An unnamed community member reportedly told the publication that Bitcoin Wallet promised to double investors’ money within a matter of weeks:
“From what we have heard, Bitcoin Wallet is an investment, not a pyramid scheme. […] He (the owner) has spoken in the media, that he invests the money in bitcoins and is able to double that money within three hours. […] If you put in an amount of R100000, you get back an amount of R200000 in 15 days.”
As per an earlier announcement, Sgumza told Ladysmith Gazette, just five days prior to the arson event, that he was simply a manager, without knowledge or power over the company’s alleged back-end troubles:
“I don’t know what’s going on. I don’t know online or how this system works. I have to be workshopped. The owner of the company is operating the online business. I was only the manager of the Ladysmith branch.”

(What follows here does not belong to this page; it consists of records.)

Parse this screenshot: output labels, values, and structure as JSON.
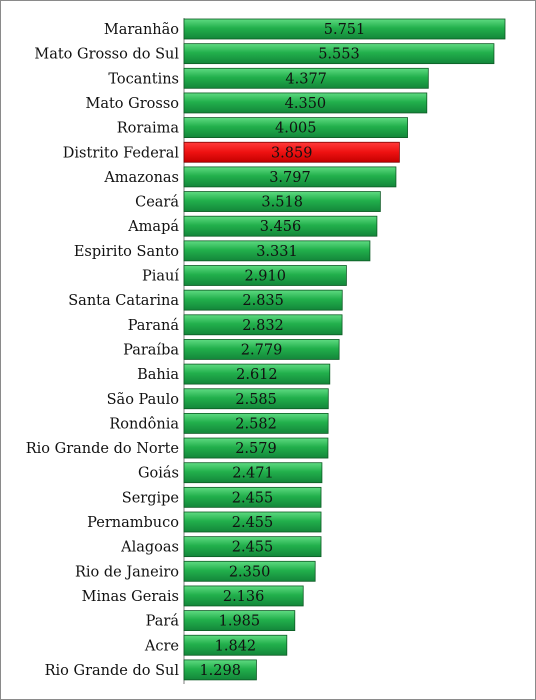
{
  "chart_data": {
    "type": "bar",
    "orientation": "horizontal",
    "title": "",
    "xlabel": "",
    "ylabel": "",
    "xlim": [
      0,
      6000
    ],
    "grid": false,
    "legend": "none",
    "colors": {
      "default": "#22b04c",
      "highlight": "#ee1111",
      "border": "#0d5a24"
    },
    "highlight_category": "Distrito Federal",
    "categories": [
      "Maranhão",
      "Mato Grosso do Sul",
      "Tocantins",
      "Mato Grosso",
      "Roraima",
      "Distrito Federal",
      "Amazonas",
      "Ceará",
      "Amapá",
      "Espirito Santo",
      "Piauí",
      "Santa Catarina",
      "Paraná",
      "Paraíba",
      "Bahia",
      "São Paulo",
      "Rondônia",
      "Rio Grande do Norte",
      "Goiás",
      "Sergipe",
      "Pernambuco",
      "Alagoas",
      "Rio de Janeiro",
      "Minas Gerais",
      "Pará",
      "Acre",
      "Rio Grande do Sul"
    ],
    "values": [
      5751,
      5553,
      4377,
      4350,
      4005,
      3859,
      3797,
      3518,
      3456,
      3331,
      2910,
      2835,
      2832,
      2779,
      2612,
      2585,
      2582,
      2579,
      2471,
      2455,
      2455,
      2455,
      2350,
      2136,
      1985,
      1842,
      1298
    ],
    "value_labels": [
      "5.751",
      "5.553",
      "4.377",
      "4.350",
      "4.005",
      "3.859",
      "3.797",
      "3.518",
      "3.456",
      "3.331",
      "2.910",
      "2.835",
      "2.832",
      "2.779",
      "2.612",
      "2.585",
      "2.582",
      "2.579",
      "2.471",
      "2.455",
      "2.455",
      "2.455",
      "2.350",
      "2.136",
      "1.985",
      "1.842",
      "1.298"
    ]
  }
}
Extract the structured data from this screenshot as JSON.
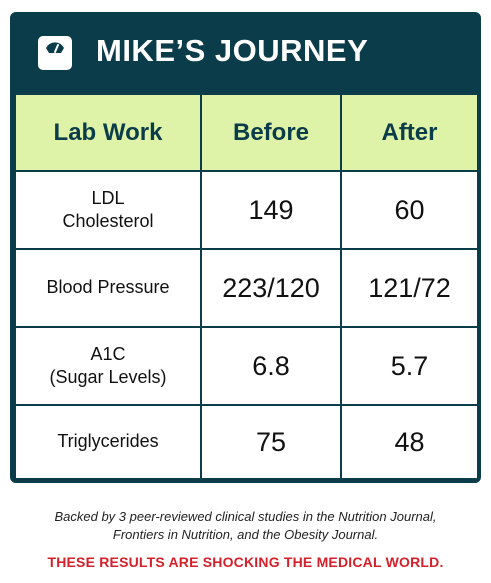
{
  "header": {
    "icon": "scale-icon",
    "title": "MIKE’S JOURNEY"
  },
  "table": {
    "columns": [
      "Lab Work",
      "Before",
      "After"
    ],
    "rows": [
      {
        "metric_line1": "LDL",
        "metric_line2": "Cholesterol",
        "before": "149",
        "after": "60"
      },
      {
        "metric_line1": "Blood Pressure",
        "metric_line2": "",
        "before": "223/120",
        "after": "121/72"
      },
      {
        "metric_line1": "A1C",
        "metric_line2": "(Sugar Levels)",
        "before": "6.8",
        "after": "5.7"
      },
      {
        "metric_line1": "Triglycerides",
        "metric_line2": "",
        "before": "75",
        "after": "48"
      }
    ]
  },
  "footer": {
    "note_line1": "Backed by 3 peer-reviewed clinical studies in the Nutrition Journal,",
    "note_line2": "Frontiers in Nutrition, and the Obesity Journal.",
    "alert": "THESE RESULTS ARE SHOCKING THE MEDICAL WORLD."
  },
  "colors": {
    "navy": "#0b3c49",
    "header_row": "#dff3a8",
    "alert_red": "#d4202a"
  }
}
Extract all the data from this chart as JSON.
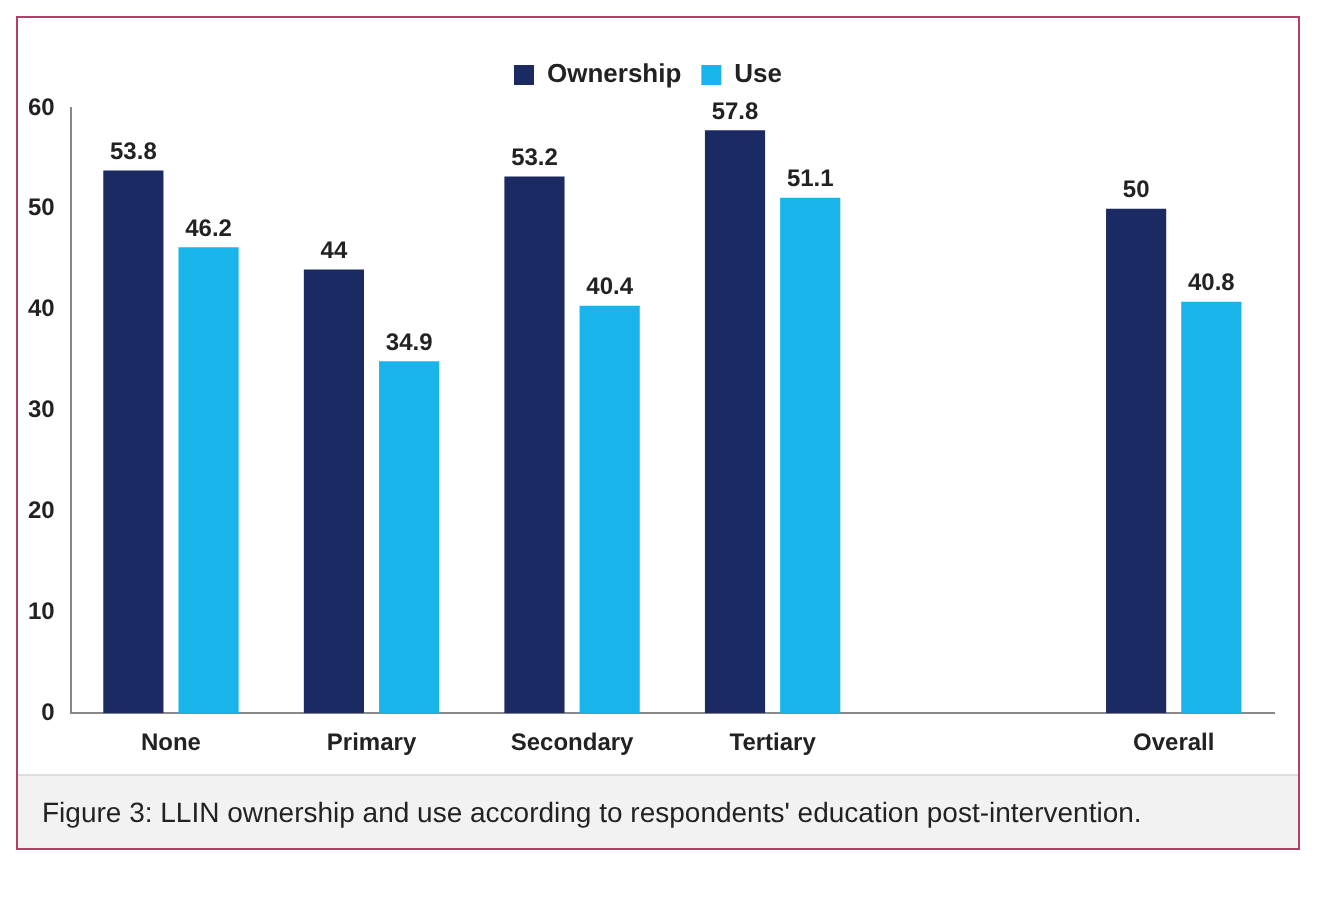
{
  "chart_data": {
    "type": "bar",
    "categories": [
      "None",
      "Primary",
      "Secondary",
      "Tertiary",
      null,
      "Overall"
    ],
    "series": [
      {
        "name": "Ownership",
        "color": "#1b2a63",
        "values": [
          53.8,
          44,
          53.2,
          57.8,
          null,
          50
        ]
      },
      {
        "name": "Use",
        "color": "#19b5ea",
        "values": [
          46.2,
          34.9,
          40.4,
          51.1,
          null,
          40.8
        ]
      }
    ],
    "ylim": [
      0,
      60
    ],
    "yticks": [
      0,
      10,
      20,
      30,
      40,
      50,
      60
    ],
    "grid": false,
    "legend": "top",
    "data_labels": true,
    "annotations": [
      "Figure 3: LLIN ownership and use according to respondents' education post-intervention."
    ]
  }
}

Sgumza further claimed that he himself lost money and was now out of a job:
“I won’t continue working. I don’t have cash anymore. The owner says people must go online and collect their money online. I, myself, have invested my money in there. I submitted my banking details online and now I am also waiting.”
Tensions have reportedly been high in the area, with a communications officer receiving complaints about crowds, public disturbance, and traffic congestion. Moreover, clients reportedly engaged in a scuffle when Bitcoin Wallets staff turned them away while they tried to enter the company offices.
Sgumza reportedly said in a radio interview on July 9 that Bitcoin Wallets customers were being defrauded by a presumably unrelated scam. The scam reportedly targeted people who were creditors of Bitcoin Wallets, saying they needed to log onto a website to collect their funds.
As reported by Cointelegraph on July 2, South Africa was trading Bitcoin at almost $11,000 on the crypto exchange Luno, which was 10.5% higher than Cointelegraph’s price index at the time. Adamant Capital partner Tuur Demeester, however, cautioned that the listed price likely represents “inflation that is simply not recognized by the government.”